Por MANUEL DOMINGOS NETO*
A tentativa de apaziguamento do quartel ajeita e desmantela: pode aliviar tensões momentâneas, mas dá tempo às novas tramas
Em seu retorno à presidência, Lula deixou claro seu interesse em sossegar a caserna e governar sem arroubos. A escolha do Ministro da Defesa atestou sua opção. José Múcio Monteiro disse com todas as letras estar “resolvendo as coisas em absoluto comum acordo com os comandantes das Forças Armadas”. Ignora que houve uma eleição: “Na realidade, eu administro apenas a resultante da vontade de cada comandante”.
Os comandantes, entre outras demandas, querem recursos públicos. José Múcio Monteiro endossa a recomendação da OTAN de investir 2% do PIB em Defesa. Exibindo distanciamento da temática, argumenta que o Brasil tem uma grande fronteira!
A rejeição ao debate sobre a renovação da Política Nacional de Defesa, na qual os comandantes sempre pontificam, é outra demonstração de que Lula não quer contraposições aos desígnios do quartel.
A sugestão de uma Conferência Nacional para ampliar a discussão sobre essa política pública fundamental não foi levada em conta. José Múcio Monteiro desqualifica a crítica acadêmica com jeito de saudoso da ditadura.
O debate poderia mostrar que os investimentos requeridos são inadequados para defender o Brasil neste ambiente de tensões internacionais. Poderia revelar também a falta de lógica, para a Defesa Nacional, da supremacia da Força Terrestre em relação à capacidade aeronaval. Enfim, tudo fica como sempre esteve.
A reação do governo ao vandalismo do dia 8 de janeiro, quando a cadeia de comando foi preservada, em que pese ter falhado na contenção da baderna golpista, já evidenciara a opção de Lula de não mexer com os quartéis.
Em bate-papo virtual, seu ministro da Defesa isentou completamente as corporações. Disse que os militares não teriam deixado “digitais no dia 8” e que a CPI para investigar o vandalismo seria um “movimento midiático” de parlamentares que querem aparecer: “não vamos encontrar responsáveis”. No máximo, seriam responsabilizados pessoas sem liderança, afirmou.
Fatos recentes, entretanto, mostram as dificuldades de blindar as corporações. Muitos brasileiros acompanham indignados as gravações do tenente-coronel Mauro Cid. Nomes vão sendo revelados nos jornais. Impossível prever as revelações que podem surgir.
A atuação golpista dos militares foi prolongada, sistemática e explícita.
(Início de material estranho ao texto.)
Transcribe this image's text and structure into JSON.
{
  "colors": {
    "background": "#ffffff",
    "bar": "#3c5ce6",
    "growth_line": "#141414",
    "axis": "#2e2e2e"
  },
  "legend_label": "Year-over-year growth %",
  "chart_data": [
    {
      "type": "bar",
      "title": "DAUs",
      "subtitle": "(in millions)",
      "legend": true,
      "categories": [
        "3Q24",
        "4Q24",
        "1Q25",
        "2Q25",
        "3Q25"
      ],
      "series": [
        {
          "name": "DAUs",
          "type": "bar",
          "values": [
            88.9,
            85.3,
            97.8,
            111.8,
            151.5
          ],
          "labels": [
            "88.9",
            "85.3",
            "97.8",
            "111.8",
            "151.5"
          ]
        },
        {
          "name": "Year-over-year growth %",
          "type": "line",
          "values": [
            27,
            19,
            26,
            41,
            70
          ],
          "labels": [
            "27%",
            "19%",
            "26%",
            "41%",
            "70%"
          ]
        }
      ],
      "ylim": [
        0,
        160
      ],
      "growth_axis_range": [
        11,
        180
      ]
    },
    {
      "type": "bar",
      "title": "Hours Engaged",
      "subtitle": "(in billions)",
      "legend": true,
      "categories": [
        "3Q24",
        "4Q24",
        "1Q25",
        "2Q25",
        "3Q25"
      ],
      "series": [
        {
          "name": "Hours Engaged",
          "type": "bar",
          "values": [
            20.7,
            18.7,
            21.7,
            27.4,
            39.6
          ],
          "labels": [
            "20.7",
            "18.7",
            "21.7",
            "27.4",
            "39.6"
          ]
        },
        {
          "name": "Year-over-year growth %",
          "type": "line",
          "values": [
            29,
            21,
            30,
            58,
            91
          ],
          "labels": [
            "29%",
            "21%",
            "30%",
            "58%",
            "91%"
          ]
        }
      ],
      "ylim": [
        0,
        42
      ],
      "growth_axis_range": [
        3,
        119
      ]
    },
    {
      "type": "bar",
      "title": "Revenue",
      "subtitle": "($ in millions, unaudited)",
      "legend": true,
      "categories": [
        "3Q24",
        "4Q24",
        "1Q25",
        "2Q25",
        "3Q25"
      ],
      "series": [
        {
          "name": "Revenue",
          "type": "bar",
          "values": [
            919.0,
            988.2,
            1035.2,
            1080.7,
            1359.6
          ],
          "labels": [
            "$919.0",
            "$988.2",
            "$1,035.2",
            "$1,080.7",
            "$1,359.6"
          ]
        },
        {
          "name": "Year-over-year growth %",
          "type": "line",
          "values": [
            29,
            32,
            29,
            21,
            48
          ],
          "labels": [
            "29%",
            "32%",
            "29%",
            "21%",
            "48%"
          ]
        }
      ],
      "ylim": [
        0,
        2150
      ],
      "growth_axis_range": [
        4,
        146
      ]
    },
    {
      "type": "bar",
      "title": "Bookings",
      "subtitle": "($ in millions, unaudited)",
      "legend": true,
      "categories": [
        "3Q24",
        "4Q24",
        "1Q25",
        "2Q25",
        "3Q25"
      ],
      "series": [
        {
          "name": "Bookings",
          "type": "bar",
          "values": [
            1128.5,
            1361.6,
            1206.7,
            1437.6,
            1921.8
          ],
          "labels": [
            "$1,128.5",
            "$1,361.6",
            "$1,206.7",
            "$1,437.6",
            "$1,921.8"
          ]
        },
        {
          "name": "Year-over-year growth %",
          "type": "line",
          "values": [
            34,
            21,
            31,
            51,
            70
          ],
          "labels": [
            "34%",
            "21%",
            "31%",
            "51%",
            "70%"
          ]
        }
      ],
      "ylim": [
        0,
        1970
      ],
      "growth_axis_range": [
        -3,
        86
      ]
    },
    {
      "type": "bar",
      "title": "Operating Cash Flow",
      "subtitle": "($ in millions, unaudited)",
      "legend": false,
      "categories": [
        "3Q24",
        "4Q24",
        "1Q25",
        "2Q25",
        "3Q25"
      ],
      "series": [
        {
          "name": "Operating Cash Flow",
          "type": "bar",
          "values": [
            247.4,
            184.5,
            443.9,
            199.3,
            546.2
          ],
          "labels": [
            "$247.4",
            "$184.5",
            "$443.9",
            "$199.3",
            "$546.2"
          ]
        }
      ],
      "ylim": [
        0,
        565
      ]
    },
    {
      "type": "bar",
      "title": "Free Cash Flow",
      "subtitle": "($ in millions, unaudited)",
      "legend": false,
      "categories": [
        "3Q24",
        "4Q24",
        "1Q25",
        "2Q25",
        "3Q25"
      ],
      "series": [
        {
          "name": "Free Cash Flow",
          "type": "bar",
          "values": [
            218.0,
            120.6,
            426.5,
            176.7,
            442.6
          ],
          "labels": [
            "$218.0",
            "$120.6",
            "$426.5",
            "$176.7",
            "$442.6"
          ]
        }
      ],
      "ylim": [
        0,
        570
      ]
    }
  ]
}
Mesmo a imprensa conservadora mergulha nas investigações. A Polícia Federal mostra serviço e a Justiça dá demonstrações de que a blindagem está trincada.
Como reagirão os comandantes, em particular o do Exército, diante das revelações? Até onde irá a Corte?
Lula quer apaziguamento, mas a dinâmica dos fatos contraria sua expectativa. As corporações desejam o que Lula não pode dar: anistia antecipada aos seus integrantes investigados e plena liberdade para prosseguimento de sua cruzada obscurantista.
O atendimento às demandas corporativas não basta para apaziguar o militar. No passado, Lula acreditou nisso e terminou preso. Voltou à chefia de Estado sob a espada de Dâmocles. Dilma Rousseff também acreditou e perdeu o cargo.
Muitos afirmam, atenuando a responsabilidade da caserna, que ambos foram vitimados por golpes judiciais, parlamentares e midiáticos. Mas golpes não se efetivam sem amparo militar e policial. O exercício da autoridade sobre a caserna é indispensável à institucionalidade democrática.
A tentativa de apaziguamento do quartel ajeita e desmantela: pode aliviar tensões momentâneas, mas dá tempo às novas tramas. Soldados precisam receber missões claras, desafiadoras, gloriosas. Reconhecê-los como interlocutores políticos é um erro fatal para a democracia. Blindá-los, nestas circunstâncias, é missão inglória e, provavelmente, impossível.
*Manuel Domingos Neto é professor aposentado da UFC, ex-presidente da Associação Brasileira de Estudos de Defesa (ABED) e ex-vice-presidente do CNPq.